In phenotypic tests, about 7% of participants had high-level resistance to efavirenz and nevirapine (Viramune). In contrast, even with resistance mutations, lack of susceptibility to other antiretrovirals was rare. About 1% had reduced susceptibility to the second-generation NNRTIs rilpivirine (Edurant) and etravirine (Intelence), and not all of that was high-level resistance. Only 0.4% had loss of susceptibility to the NRTIs abacavir (Ziagen), emtricitabine (Emtriva) or lamivudine (3TC or Epivir), and almost none to tenofovir (Viread), zidovudine (AZT or Retrovir), or any protease inhibitor.
Viral Suppression
Of the 1146 people who were in care, nearly three-quarters (838) started antiretroviral therapy (ART). Viral suppression rates were very high, with 97% having a viral load below 400 copies/mL after a year on ART; on average people took 3 months to reach viral suppression.
There was, surprisingly, no association between having drug resistance mutations and virological failure.
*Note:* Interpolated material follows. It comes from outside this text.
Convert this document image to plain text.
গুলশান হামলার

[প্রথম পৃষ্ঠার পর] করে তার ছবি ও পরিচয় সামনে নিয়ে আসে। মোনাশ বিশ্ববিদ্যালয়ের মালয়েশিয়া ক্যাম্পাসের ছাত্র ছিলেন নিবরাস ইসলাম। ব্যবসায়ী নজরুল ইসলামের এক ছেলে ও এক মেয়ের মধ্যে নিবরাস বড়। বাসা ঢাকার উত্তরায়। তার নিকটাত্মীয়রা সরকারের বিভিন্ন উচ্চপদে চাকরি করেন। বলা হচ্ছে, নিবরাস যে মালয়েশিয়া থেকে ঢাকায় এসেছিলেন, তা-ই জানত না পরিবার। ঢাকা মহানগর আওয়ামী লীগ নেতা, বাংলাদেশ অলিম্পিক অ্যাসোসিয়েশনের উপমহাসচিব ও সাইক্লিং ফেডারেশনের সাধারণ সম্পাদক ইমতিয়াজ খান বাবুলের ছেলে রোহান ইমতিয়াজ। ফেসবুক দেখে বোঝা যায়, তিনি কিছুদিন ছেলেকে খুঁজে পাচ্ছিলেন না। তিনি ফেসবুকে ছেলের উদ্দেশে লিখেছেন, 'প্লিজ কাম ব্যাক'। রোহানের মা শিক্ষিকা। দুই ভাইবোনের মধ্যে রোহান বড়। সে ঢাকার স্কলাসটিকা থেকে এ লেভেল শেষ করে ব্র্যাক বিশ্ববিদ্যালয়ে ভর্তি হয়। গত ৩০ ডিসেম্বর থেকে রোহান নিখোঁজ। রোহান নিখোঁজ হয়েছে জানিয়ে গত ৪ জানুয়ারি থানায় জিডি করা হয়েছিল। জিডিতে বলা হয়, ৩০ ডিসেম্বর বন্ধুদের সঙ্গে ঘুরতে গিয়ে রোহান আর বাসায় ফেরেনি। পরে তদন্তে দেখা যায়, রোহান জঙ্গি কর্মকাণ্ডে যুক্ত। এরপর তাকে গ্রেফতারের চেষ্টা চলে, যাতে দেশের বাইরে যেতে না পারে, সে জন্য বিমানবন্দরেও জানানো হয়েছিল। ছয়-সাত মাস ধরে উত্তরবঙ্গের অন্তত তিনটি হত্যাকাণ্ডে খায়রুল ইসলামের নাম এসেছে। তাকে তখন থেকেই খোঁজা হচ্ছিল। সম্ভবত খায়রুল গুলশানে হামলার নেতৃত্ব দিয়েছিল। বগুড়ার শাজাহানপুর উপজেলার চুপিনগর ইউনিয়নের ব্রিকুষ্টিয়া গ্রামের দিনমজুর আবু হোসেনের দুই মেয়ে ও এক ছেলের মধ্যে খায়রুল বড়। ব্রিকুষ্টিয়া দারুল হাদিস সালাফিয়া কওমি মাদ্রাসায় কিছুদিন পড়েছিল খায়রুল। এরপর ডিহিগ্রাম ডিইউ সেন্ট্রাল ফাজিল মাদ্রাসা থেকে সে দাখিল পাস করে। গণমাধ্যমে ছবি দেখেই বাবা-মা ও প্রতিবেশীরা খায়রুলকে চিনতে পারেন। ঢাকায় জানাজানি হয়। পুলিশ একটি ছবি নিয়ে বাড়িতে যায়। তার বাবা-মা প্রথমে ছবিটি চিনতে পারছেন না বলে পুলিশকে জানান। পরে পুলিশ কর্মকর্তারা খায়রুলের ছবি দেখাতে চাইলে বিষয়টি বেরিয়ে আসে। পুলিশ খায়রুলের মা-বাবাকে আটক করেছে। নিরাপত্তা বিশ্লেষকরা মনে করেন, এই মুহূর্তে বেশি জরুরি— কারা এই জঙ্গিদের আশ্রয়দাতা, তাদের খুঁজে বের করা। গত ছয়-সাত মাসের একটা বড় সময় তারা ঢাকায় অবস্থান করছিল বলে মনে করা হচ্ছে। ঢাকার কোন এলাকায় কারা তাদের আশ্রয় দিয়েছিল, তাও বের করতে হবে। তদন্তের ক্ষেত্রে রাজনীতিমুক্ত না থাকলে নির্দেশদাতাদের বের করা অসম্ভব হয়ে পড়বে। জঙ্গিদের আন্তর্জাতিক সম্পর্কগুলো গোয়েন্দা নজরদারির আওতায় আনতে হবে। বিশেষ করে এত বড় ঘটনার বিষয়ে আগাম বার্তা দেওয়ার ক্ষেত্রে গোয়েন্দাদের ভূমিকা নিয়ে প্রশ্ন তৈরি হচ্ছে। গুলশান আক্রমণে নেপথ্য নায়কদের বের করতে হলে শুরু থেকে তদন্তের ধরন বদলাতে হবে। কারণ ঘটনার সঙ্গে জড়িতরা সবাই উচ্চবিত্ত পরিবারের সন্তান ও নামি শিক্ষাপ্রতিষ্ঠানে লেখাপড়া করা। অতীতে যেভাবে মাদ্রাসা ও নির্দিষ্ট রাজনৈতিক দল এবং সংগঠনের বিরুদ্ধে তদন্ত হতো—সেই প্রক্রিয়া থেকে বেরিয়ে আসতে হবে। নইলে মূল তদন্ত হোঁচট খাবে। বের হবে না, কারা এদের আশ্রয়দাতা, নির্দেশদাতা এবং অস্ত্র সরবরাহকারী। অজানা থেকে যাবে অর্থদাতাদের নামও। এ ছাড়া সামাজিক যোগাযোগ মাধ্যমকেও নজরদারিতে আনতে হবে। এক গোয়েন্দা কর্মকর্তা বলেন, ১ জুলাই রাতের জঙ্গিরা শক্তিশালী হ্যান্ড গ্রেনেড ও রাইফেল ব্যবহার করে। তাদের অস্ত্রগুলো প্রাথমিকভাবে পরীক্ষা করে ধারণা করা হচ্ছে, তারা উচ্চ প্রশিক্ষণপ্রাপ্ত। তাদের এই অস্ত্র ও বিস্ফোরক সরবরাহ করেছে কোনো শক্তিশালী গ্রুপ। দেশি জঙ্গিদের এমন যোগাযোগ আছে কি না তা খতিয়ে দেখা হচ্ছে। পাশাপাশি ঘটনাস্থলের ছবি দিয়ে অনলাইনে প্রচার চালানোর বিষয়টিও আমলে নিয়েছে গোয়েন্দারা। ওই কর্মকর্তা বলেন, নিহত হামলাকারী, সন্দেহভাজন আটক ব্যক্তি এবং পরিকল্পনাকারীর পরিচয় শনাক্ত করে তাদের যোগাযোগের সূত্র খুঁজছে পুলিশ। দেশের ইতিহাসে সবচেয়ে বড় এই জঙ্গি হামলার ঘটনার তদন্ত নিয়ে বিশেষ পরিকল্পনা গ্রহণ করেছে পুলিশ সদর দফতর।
People with predominant drug resistance were only 4% less likely to achieve viral loads under 400 copies/mL, and those with minority resistance were actually 12% more likely, but these differences were not statistically significant and likely due to chance.
In contrast, people with a high initial viral load of over 100,000 copies/mL were 25% less likely to achieve undetectable viral load, and people with less than 95% adherence were 26.5% less likely to achieve it.
In ANRS 12249 the first-line therapy generally offered was Atripla, the pill that combines efavirenz with tenofovir and emtricitabine. Resistance surveillance was not done as pre-treatment screening, and individuals’ regimens were not modified if they had drug-resistance mutations. This means that the people with resistance to efavirenz were achieving viral suppression with tenofovir and emtricitabine (the drugs in Truvada) alone.
This contradicts the few studies that have previously studied the effects of drug resistance in lower-income settings. Derache quoted a study from Mexico which showed that drug resistance cut the likelihood of viral suppression by 75%. However, it is not inexplicable, given the susceptibility figures reported in this study.
The question is: How long will viral suppression last in people with drug resistance? The average length of follow-up for people taking ART in this study so far is 16 months. Will what is essentially tenofovir/emtricitabine dual therapy in people with resistance start to fail further down the line? Will adherence need to be much better in these people for them to stay suppressed? Or are the ANRS 12249 patients, once virologically suppressed, likely to remain so? Only time will tell.
2/28/17
Source
A Derache, CC Iwuji, S Danaviah, et al. Prevalence and impact of pretreatment drug resistance in the ANRS 12249 TasP trial. Conference on Retroviruses and Opportunistic Infections. Seattle, February 13-16, 2017. Abstract 43.